Le vent soufflait nonchalamment dans le jardin royal alors que les deux silmérians de haute naissance se regardaient. Le fougueux hippogriffe semblait aimer l’endroit, même s’il était pour Carlyle difficile de cerner précisément la bête, quand bien même ce dernier était un fervent de Lufénia. Dressé aux côtés de sa maîtresse, il humait l’air frais et tentait d’attraper les feuilles mortes tombant des arbres dépérissant depuis bientôt une saison. Le guerrier imagina alors l’amusement que l’animal aurait pu avoir s’il était tombé du ciel avec Nessa un beau jour de Bellefleur, là où les papillons virevoltent autour de la végétation et laissent leurs ailes scintillantes et colorées décorer le paysage renaissant après un hiver tenace.
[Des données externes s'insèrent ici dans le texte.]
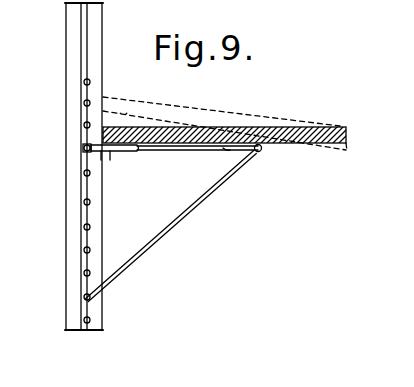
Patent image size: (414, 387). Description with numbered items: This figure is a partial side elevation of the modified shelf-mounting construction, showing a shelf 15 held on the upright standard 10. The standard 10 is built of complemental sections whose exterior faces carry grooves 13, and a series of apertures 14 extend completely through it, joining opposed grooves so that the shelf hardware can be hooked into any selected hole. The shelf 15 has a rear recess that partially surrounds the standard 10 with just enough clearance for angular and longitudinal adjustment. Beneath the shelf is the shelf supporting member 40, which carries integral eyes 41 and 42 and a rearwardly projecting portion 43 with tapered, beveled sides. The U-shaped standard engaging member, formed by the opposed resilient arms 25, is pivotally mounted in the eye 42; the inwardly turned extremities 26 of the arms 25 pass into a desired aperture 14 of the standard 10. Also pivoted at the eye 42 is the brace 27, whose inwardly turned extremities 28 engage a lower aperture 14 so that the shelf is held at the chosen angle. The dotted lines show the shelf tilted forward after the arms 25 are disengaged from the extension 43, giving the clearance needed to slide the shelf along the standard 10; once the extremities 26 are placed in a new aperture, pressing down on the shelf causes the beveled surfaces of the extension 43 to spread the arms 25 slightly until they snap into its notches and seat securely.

The standard 10 is at (72, 30).
The grooves 13 is at (85, 262).
The apertures 14 is at (85, 85).
The shelf 15 is at (348, 132).
The resilient arms 25 is at (88, 151).
The inwardly turned extremities 26 is at (84, 149).
The brace 27 is at (158, 238).
The inwardly turned extremities of brace 28 is at (88, 298).
The shelf supporting member 40 is at (223, 149).
The eye 41 is at (262, 151).
The eye 42 is at (138, 151).
The rearwardly projecting portion 43 is at (107, 159).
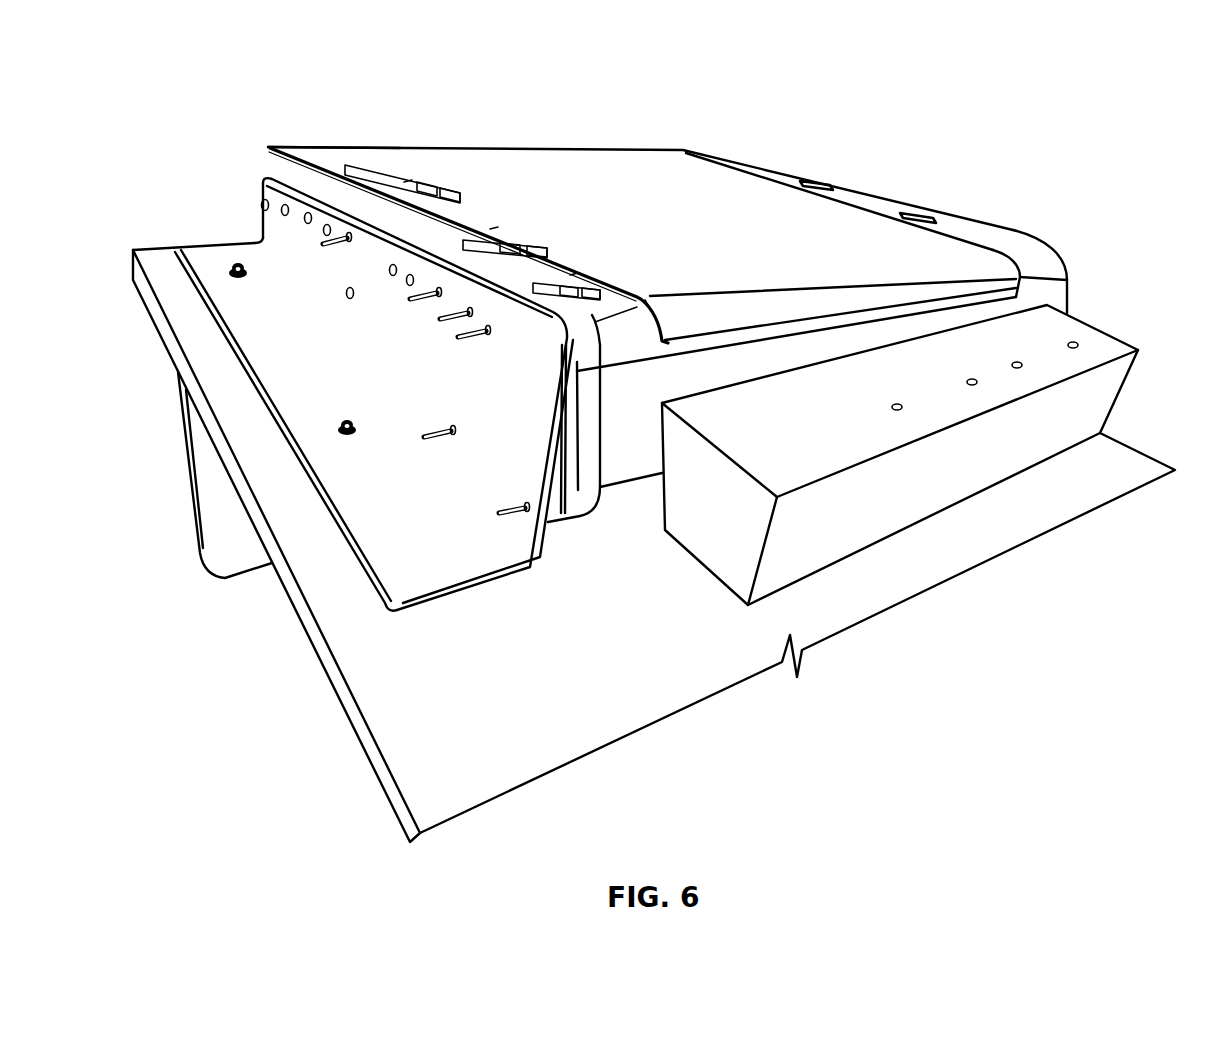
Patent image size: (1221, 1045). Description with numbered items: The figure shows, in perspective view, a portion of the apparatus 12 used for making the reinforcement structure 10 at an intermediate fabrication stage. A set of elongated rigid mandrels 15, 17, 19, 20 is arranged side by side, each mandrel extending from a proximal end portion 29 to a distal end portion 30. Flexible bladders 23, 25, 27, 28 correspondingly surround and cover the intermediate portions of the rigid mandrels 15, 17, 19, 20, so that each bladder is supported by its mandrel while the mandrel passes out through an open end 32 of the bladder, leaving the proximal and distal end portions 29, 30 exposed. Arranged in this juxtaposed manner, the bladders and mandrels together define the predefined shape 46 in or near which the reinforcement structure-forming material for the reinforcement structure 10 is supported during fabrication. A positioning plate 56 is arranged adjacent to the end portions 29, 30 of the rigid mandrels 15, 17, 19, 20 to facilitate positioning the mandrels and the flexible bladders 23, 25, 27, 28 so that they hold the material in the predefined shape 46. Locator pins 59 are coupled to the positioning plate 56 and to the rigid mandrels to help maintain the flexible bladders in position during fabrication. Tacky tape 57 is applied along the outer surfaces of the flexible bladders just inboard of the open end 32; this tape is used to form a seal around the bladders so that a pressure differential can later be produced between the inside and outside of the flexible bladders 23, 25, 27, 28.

The reinforcement structure 10 is at (757, 210).
The apparatus 12 is at (255, 257).
The rigid mandrel 15 is at (407, 180).
The rigid mandrel 17 is at (493, 227).
The rigid mandrel 19 is at (573, 273).
The rigid mandrel 20 is at (643, 290).
The flexible bladder 23 is at (380, 170).
The flexible bladder 25 is at (463, 217).
The flexible bladder 27 is at (540, 262).
The flexible bladder 28 is at (605, 300).
The proximal end portion 29 is at (340, 175).
The distal end portion 30 is at (1060, 248).
The open end 32 is at (590, 481).
The predefined shape 46 is at (746, 106).
The positioning plate 56 is at (398, 568).
The tacky tape 57 is at (953, 227).
The locator pins 59 is at (322, 243).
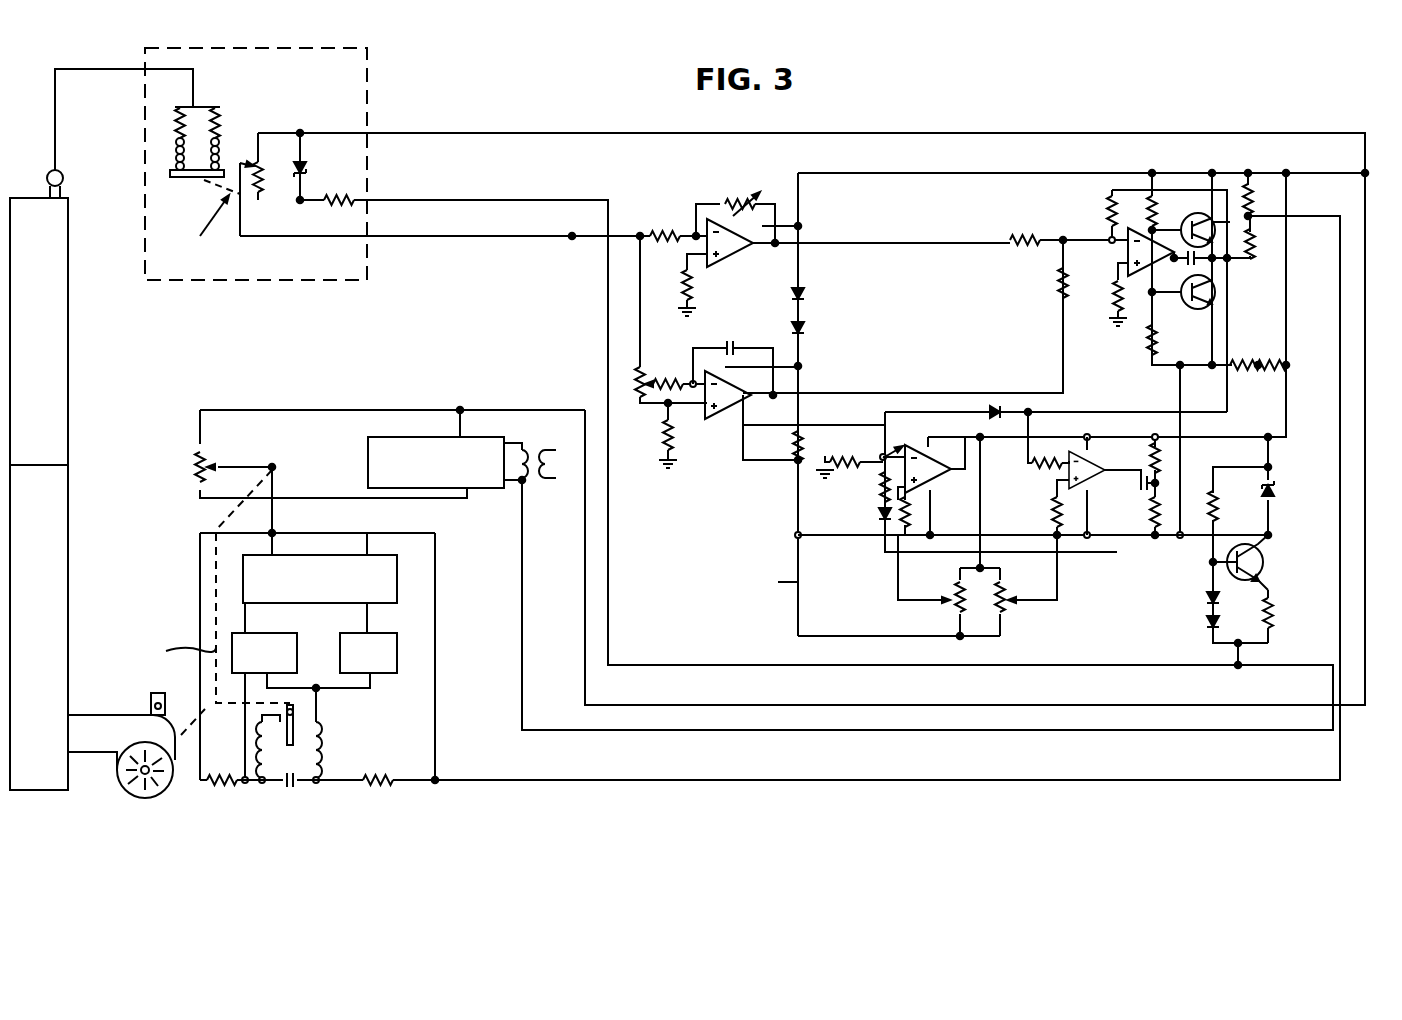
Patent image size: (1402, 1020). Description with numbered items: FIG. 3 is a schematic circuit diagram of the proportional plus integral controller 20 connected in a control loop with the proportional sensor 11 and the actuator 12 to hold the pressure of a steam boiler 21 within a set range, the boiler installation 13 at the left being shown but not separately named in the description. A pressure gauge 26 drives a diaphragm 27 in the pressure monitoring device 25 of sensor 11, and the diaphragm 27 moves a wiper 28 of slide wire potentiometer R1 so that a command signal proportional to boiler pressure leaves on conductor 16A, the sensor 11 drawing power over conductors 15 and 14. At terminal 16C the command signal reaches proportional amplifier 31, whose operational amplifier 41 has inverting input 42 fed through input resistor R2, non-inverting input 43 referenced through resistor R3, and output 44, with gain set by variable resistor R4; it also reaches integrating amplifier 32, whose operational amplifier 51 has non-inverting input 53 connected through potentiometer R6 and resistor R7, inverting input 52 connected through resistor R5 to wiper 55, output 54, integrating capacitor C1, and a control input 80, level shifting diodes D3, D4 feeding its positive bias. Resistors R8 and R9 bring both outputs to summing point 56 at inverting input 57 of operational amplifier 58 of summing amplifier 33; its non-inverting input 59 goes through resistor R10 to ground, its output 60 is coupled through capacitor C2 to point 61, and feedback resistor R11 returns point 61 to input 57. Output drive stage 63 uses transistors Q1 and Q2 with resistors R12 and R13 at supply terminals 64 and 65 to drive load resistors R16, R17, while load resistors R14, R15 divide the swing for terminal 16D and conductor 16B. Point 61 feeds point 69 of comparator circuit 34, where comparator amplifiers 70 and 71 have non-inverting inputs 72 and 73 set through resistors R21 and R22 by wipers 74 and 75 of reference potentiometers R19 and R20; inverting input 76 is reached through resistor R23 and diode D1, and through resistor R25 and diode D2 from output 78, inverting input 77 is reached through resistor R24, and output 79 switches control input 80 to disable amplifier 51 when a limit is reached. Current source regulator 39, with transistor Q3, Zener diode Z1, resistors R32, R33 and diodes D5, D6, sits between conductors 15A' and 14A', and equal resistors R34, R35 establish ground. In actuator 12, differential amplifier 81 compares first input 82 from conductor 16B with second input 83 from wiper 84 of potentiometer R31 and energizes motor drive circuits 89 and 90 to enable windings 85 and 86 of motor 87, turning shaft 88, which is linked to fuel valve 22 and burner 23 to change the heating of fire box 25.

The proportional sensor controller 11 is at (371, 98).
The actuator 12 is at (300, 792).
The boiler system 13 is at (92, 852).
The conductor 14 is at (538, 131).
The conductor 14A' is at (1083, 164).
The conductor 15 is at (540, 197).
The conductor 15A' is at (1195, 657).
The conductor 16A is at (558, 235).
The conductor 16B is at (1352, 217).
The terminal 16C is at (572, 240).
The terminal 16D is at (1262, 223).
The controller 20 is at (980, 827).
The steam boiler 21 is at (57, 381).
The fuel valve 22 is at (159, 683).
The burner 23 is at (146, 818).
The fire box 25 is at (299, 104).
The pressure gauge 26 is at (50, 170).
The pressure monitoring diaphragm 27 is at (228, 122).
The wiper 28 is at (252, 212).
The proportional amplifier 31 is at (668, 201).
The integrating amplifier 32 is at (663, 335).
The summing amplifier 33 is at (1090, 211).
The comparator circuit 34 is at (1111, 618).
The current source regulator circuit 39 is at (1312, 555).
The operational amplifier 41 is at (368, 456).
The inverting input 42 is at (717, 204).
The non-inverting input 43 is at (704, 258).
The output 44 is at (771, 247).
The operational amplifier 51 is at (732, 417).
The inverting input 52 is at (705, 364).
The non-inverting input 53 is at (680, 413).
The output 54 is at (903, 330).
The wiper 55 is at (645, 404).
The summing point 56 is at (1043, 256).
The inverting input 57 is at (1131, 254).
The operational amplifier 58 is at (1137, 307).
The non-inverting input 59 is at (1095, 265).
The output 60 is at (1172, 246).
The point 61 is at (1240, 262).
The output drive stage 63 is at (1204, 207).
The positive supply terminal 64 is at (1130, 241).
The negative supply terminal 65 is at (1160, 272).
The point 69 is at (1030, 412).
The comparator amplifier 70 is at (940, 470).
The comparator amplifier 71 is at (1092, 486).
The non-inverting input 72 is at (980, 505).
The non-inverting input 73 is at (1056, 482).
The wiper 74 is at (955, 598).
The wiper 75 is at (1005, 600).
The inverting input 76 is at (902, 443).
The inverting input 77 is at (1058, 440).
The output 78 is at (1131, 473).
The output 79 is at (954, 453).
The control input 80 is at (959, 479).
The differential amplifier 81 is at (320, 594).
The first input 82 is at (253, 625).
The second input 83 is at (291, 511).
The wiper 84 is at (234, 467).
The winding 85 is at (260, 745).
The winding 86 is at (322, 743).
The motor 87 is at (360, 766).
The motor shaft 88 is at (312, 722).
The motor drive circuit 89 is at (301, 708).
The motor drive circuit 90 is at (368, 653).
The slide wire potentiometer R1 is at (268, 171).
The input resistor R2 is at (675, 228).
The resistor R3 is at (682, 284).
The variable resistor R4 is at (753, 192).
The resistor R5 is at (676, 376).
The potentiometer R6 is at (647, 376).
The resistor R7 is at (663, 440).
The resistor R8 is at (1038, 233).
The resistor R9 is at (1057, 292).
The resistor R10 is at (1112, 294).
The feedback resistor R11 is at (1112, 195).
The resistor R12 is at (1156, 195).
The resistor R13 is at (1148, 332).
The load resistor R14 is at (1264, 252).
The load resistor R15 is at (1258, 185).
The load resistor R16 is at (1236, 367).
The load resistor R17 is at (1272, 362).
The reference potentiometer R19 is at (957, 614).
The reference potentiometer R20 is at (1001, 616).
The resistor R21 is at (916, 518).
The resistor R22 is at (1057, 524).
The resistor R23 is at (878, 450).
The resistor R24 is at (1048, 440).
The resistor R25 is at (880, 487).
The potentiometer R31 is at (198, 483).
The resistor R32 is at (1231, 526).
The resistor R33 is at (1277, 614).
The resistor R34 is at (1168, 464).
The resistor R35 is at (1141, 530).
The integrating capacitor C1 is at (749, 346).
The capacitor C2 is at (1210, 269).
The decoupling diode D1 is at (1000, 400).
The decoupling diode D2 is at (878, 516).
The level shifting diode D3 is at (806, 296).
The level shifting diode D4 is at (806, 330).
The diode D5 is at (1205, 604).
The diode D6 is at (1205, 630).
The transistor Q1 is at (1216, 236).
The transistor Q2 is at (1218, 296).
The transistor Q3 is at (1262, 566).
The Zener diode Z1 is at (1278, 486).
Attendant la réponse de Nessa, il laissa son esprit se recroqueviller pour parler avec sa déesse de lumière.

*Il me hâte de partir afin de découvrir le monde dans lequel je vis, non plus en tant que mercenaire mais en tant que roi. La rencontrer aujourd’hui me fait tomber des nues… C’est comme si enfin je rencontrais quelqu’un de ma condition et qui peut me comprendre. Si je peux l’aider je le ferai.*

*Écoute consciencieusement ses paroles, tu as l’occasion de nouer des liens avec une semblable, c’est un cadeau rare pour vous autres les hôtes. En ces temps de troubles, il est plus que nécessaire que vous vous rassembliez, car vous êtes l’avenir de Cranä, que vous le vouliez ou non…*

S'asseyant sur un banc en pierre blanche parcouru de feuilles séchées, Carlyle invita Nessa à l'imiter tout en lui tendant du vin amené par un serviteur dans un grand verre de cristal. Surpris par ce geste, il était ironique de voir à quel point le roi était piégé face à tant de richesses héritées. Il ne pouvait proposer à la Dame une atmosphère rustique sûrement moins malaisante pour elle comme pour lui. Il espérait au moins quelque part en son esprit que le cadre automnal convenait à la chasseuse et la mettait à son aise.